The ad fraud operation, discovered by White Ops’ Satori Threat Intelligence & Research team, which named it TERRACOTTA, started in late 2019. The team found that by the end of June 2020, more than 65,000 devices had been unwitting participants in the scam, over 5,000 apps had been spoofed, and more than 2 billion bid requests had been generated.
“What makes this unique is that the fraudsters were advanced in knowing how to pull off ad fraud verification plausibly,” said a White Ops spokesperson.
“This means the ads were never being reported via the Google Play Store for showing ads, nor were users complaining of seeing unwanted ads. Instead, they were lying dormant, and the only ‘free product’ being delivered to users was a payload of ad fraud malware.”
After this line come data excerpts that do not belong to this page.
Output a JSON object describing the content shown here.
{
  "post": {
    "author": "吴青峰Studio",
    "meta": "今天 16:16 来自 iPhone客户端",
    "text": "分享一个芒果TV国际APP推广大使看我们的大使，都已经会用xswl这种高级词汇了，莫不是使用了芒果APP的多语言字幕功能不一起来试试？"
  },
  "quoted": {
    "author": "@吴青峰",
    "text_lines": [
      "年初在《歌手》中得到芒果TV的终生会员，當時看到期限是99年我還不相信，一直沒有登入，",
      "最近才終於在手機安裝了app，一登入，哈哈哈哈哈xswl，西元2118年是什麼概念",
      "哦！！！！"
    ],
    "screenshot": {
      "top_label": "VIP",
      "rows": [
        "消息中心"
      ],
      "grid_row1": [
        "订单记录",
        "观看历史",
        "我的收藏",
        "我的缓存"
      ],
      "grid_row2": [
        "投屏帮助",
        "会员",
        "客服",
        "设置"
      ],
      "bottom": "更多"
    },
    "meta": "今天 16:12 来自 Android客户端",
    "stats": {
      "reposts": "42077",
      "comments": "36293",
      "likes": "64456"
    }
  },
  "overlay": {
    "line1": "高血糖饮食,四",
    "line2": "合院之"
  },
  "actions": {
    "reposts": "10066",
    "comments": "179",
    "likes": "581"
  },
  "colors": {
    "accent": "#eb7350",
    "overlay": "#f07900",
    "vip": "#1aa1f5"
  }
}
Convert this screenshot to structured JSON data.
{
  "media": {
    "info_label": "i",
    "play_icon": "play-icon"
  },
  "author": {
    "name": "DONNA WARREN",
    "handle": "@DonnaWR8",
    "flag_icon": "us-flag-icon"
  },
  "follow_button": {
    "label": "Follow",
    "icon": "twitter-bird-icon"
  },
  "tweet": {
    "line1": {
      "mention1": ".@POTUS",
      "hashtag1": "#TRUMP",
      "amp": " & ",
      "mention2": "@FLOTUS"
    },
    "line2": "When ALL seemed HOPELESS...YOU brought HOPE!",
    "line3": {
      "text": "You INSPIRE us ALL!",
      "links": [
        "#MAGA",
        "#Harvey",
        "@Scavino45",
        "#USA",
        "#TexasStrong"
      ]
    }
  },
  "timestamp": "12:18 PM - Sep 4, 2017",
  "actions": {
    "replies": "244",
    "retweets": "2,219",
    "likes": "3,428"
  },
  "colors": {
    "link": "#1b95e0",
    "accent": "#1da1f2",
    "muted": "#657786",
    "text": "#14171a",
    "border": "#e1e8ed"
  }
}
Among the free gifts used as lures were boots, sneakers, event tickets, coupons, and expensive dental treatments. The real item that victims received was a customized Android browser packaged alongside a control module written in the React Native development framework.
When loaded onto the victim’s phone, the browser generates fraudulent ad impressions, sold into the programmatic advertising ecosystem to defraud advertisers.
Google Play Store reviews for the apps started out at five stars as victims applauded the giveaway idea. However, disappointed victims who didn’t receive the promised freebies soon took to the review section to express their disappointment and share their suspicions that the app they had downloaded was malicious.
One victim’s review read: “Terrible. I received confirmation of my free Nike Air Jordans but never received any delivery, tracking number or anything. Possibly a fraudulent site, do not give personal information.”